Le propre d’un besoin, c’est qu’il a besoin d’être satisfait, sinon notre intégrité physique ou psychologique est en danger. Un désir, lui, a besoin d’être entendu, mais pas forcément comblé. Dans nos cultures, y compris à Maurice, les enfants du désir mettent leurs parents à genoux. Ils sont suffisamment habiles pour présenter comme un besoin ce qui est de l’ordre du désir. Et les parents craquent. Cette toute-puissance infantile est dangereuse. Ces enfants seront un jour sur le marché du travail, ils seront un jour parents et deviendront des terroristes relationnels.
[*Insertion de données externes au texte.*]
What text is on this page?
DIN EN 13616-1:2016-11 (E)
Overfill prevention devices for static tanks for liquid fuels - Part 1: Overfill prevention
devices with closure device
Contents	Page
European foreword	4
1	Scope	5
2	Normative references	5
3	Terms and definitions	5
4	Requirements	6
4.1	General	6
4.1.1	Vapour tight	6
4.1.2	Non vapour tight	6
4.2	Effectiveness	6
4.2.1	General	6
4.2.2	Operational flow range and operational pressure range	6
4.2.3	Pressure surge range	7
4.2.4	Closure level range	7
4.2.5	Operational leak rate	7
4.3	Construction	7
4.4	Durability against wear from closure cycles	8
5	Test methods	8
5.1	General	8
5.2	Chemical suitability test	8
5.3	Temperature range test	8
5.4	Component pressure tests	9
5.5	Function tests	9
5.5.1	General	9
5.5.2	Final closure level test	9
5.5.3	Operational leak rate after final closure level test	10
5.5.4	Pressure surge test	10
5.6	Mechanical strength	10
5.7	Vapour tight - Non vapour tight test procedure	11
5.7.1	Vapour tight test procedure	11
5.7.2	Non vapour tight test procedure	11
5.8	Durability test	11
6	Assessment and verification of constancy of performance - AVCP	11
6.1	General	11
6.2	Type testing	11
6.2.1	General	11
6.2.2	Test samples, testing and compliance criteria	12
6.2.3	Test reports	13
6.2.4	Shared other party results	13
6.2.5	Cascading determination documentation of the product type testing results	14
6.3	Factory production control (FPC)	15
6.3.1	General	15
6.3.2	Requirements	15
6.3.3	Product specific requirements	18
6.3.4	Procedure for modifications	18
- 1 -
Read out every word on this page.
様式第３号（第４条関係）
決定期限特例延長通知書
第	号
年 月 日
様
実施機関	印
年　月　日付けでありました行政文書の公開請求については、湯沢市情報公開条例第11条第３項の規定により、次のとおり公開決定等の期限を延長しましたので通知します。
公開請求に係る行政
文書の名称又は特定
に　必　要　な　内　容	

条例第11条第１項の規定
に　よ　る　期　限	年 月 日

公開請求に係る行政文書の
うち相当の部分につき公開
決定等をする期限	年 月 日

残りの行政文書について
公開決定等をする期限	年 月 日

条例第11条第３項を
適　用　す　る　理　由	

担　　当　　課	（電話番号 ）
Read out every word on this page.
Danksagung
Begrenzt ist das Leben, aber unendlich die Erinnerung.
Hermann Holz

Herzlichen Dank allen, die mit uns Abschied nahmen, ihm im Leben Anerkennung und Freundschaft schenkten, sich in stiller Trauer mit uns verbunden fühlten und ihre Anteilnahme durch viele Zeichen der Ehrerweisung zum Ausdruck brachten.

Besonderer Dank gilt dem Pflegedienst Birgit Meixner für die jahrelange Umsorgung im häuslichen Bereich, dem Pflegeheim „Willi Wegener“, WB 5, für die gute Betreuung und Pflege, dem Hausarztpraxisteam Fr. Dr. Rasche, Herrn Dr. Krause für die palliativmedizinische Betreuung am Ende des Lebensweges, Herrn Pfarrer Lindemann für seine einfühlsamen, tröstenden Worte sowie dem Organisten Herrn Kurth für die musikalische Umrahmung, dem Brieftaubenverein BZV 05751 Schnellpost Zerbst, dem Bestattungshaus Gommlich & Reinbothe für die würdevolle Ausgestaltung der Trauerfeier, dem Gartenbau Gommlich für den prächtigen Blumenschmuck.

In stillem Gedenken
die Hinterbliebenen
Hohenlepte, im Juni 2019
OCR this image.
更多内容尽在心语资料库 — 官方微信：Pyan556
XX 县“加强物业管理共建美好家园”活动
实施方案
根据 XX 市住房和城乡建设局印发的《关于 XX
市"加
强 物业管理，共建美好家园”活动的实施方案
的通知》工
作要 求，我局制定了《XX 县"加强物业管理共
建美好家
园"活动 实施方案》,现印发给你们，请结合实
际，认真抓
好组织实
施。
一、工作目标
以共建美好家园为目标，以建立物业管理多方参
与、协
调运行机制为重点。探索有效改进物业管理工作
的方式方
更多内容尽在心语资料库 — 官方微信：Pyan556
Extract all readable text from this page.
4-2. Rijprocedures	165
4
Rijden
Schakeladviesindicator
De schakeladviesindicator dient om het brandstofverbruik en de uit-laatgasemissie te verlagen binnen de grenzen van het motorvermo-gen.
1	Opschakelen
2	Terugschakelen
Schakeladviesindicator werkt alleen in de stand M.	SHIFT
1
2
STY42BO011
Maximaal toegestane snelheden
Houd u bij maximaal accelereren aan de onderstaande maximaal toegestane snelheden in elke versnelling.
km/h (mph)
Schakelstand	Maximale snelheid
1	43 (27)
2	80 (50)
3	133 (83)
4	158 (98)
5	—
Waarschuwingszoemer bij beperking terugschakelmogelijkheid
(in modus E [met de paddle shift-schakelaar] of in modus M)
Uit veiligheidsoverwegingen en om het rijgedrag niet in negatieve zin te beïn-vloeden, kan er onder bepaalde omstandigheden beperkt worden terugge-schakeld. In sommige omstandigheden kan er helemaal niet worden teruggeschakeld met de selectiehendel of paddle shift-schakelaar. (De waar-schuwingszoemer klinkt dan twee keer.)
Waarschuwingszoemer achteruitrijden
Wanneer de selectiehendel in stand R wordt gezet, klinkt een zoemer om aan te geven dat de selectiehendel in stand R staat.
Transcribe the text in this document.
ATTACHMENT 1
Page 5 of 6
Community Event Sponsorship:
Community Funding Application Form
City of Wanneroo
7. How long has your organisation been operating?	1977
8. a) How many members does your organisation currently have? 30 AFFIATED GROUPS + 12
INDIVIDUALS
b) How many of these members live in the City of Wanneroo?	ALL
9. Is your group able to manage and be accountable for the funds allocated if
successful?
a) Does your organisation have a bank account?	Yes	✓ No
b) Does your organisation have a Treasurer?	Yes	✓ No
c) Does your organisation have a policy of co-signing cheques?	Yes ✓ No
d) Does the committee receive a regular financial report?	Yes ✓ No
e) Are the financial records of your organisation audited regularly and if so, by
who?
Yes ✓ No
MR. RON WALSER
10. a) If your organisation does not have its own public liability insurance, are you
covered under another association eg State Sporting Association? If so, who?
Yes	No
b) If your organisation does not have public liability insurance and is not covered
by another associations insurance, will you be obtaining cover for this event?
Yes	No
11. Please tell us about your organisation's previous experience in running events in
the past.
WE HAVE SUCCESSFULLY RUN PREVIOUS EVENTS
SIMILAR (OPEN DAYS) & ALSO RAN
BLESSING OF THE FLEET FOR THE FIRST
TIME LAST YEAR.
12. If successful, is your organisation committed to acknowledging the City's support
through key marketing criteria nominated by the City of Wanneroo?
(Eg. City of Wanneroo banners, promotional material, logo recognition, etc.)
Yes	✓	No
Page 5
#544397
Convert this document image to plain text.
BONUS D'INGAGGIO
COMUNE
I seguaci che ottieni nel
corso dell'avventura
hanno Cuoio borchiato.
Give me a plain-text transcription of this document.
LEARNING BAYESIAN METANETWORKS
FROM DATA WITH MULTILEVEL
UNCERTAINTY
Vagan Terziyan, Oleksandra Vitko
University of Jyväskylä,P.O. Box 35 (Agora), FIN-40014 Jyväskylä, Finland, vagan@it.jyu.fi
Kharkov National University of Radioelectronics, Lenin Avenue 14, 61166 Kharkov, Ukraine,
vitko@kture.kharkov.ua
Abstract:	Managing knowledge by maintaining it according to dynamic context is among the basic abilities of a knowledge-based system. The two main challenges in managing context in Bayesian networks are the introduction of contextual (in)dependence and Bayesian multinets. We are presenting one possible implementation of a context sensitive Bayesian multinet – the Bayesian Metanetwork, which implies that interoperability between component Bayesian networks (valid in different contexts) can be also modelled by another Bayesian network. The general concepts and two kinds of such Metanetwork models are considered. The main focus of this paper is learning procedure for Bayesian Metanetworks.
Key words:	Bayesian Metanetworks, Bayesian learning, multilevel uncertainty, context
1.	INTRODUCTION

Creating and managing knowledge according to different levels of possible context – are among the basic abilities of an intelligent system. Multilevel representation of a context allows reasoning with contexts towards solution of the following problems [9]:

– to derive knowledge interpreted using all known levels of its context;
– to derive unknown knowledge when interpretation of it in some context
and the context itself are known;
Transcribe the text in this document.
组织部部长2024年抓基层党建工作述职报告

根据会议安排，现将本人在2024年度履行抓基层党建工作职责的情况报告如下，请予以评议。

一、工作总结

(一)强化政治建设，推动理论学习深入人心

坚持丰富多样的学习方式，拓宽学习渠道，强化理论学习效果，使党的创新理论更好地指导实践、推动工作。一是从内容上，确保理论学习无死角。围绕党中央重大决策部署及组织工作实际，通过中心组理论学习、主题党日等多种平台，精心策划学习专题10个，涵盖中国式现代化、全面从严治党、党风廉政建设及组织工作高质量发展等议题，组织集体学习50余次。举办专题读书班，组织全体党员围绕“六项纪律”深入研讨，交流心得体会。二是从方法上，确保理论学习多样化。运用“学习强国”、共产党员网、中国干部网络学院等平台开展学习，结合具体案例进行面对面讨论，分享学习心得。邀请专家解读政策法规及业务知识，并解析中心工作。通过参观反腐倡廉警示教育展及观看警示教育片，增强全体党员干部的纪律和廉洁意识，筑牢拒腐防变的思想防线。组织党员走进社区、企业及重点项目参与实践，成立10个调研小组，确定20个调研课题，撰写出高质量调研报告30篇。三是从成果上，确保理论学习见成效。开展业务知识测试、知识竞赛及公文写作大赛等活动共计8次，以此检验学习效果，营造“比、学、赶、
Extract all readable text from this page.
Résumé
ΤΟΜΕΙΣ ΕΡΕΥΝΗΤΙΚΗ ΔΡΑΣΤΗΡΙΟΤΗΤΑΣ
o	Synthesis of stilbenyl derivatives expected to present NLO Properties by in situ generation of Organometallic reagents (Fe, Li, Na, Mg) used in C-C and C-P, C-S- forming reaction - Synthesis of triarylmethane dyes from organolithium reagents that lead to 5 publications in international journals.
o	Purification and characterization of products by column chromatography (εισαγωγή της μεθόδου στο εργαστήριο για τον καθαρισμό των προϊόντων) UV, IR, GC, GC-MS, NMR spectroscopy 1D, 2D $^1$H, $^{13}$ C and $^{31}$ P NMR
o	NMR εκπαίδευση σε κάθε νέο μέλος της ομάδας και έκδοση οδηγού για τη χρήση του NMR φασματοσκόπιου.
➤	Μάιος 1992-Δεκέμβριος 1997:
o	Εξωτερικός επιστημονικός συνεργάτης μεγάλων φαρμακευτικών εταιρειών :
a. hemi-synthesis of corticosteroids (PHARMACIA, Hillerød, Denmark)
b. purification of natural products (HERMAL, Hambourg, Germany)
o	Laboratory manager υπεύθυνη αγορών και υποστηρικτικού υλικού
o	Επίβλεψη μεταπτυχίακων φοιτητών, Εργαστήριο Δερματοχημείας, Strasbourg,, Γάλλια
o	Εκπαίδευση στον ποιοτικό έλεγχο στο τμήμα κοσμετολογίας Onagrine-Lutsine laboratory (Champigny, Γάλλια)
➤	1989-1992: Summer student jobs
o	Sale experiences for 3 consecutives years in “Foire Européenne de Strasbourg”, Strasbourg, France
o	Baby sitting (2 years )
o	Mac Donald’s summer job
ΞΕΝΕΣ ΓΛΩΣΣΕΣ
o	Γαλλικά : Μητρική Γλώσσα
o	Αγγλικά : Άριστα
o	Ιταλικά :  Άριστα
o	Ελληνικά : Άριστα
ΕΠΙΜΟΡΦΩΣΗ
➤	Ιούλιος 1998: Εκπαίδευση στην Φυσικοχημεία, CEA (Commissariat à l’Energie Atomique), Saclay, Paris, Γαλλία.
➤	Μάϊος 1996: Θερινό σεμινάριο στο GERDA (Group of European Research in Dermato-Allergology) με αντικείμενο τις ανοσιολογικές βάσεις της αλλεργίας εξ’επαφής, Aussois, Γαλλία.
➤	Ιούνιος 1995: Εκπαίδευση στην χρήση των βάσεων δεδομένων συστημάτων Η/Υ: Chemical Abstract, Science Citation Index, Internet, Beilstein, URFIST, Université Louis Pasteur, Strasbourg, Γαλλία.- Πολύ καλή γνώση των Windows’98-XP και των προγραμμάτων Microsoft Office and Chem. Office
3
Enfant, vous-même pensiez mal tourner…

Si je n’avais pas été frappé par la maladie []]la tuberculose osseuse, ndlr], je serais probablement devenu délinquant []]il a dirigé un centre pour enfants délinquants durant 15 ans, ndlr]. Je suis né d’une mère de 15 ans et d’un père de 18 ans en fuite. Il nous a laissés. Mes toutes premières années de vie ont été des années d’angoisse et de souffrance. La maladie est venue plus tard, à 9 ans. J’ai passé cinq années couché dans le plâtre. Même si cela peut étonner, j’en garde de bons souvenirs. Immobilisé, j’ai découvert la lecture et l’incroyable pouvoir de l’imaginaire. J’étais Michel Strogoff, Robin des Bois, le Cavalier Blanc. Surtout, j’ai vécu avec quatre camarades de chambre. C’est là que j’ai appris l’importance de la relation.

Quels mots vous viennent à l’esprit en repensant à votre séjour ici ?

Vivance. L’énergie de vie de cette île. Je fais des conférences dans le monde entier, ici je ne pense pas avoir perdu mon temps. J’ai l’impression d’avoir semé de la graine. Après, elle deviendra ce qu’elle deviendra.

Qu’est-ce qui vous comblerait ?

Souvenez-vous : j’ai fait un rêve pour l’école mauricienne...

Seriez-vous prêt à revenir pour le concrétiser ?

Certainement ! A condition de pouvoir m’adresser directement aux décideurs. Je ne voudrais pas parler en l’air. (L’entretien terminé, il revient sur ses pas) Une dernière petite chose : pourriez-vous m’envoyer l’article ? C’est pour mes enfants, ils conservent les traces de leur père. Une copie papier, par la poste, c’est possible ?

Ça prendra plus de temps qu’un email.

J’ai 77 ans, je ne suis plus pressé par le temps. (Sourire radieux)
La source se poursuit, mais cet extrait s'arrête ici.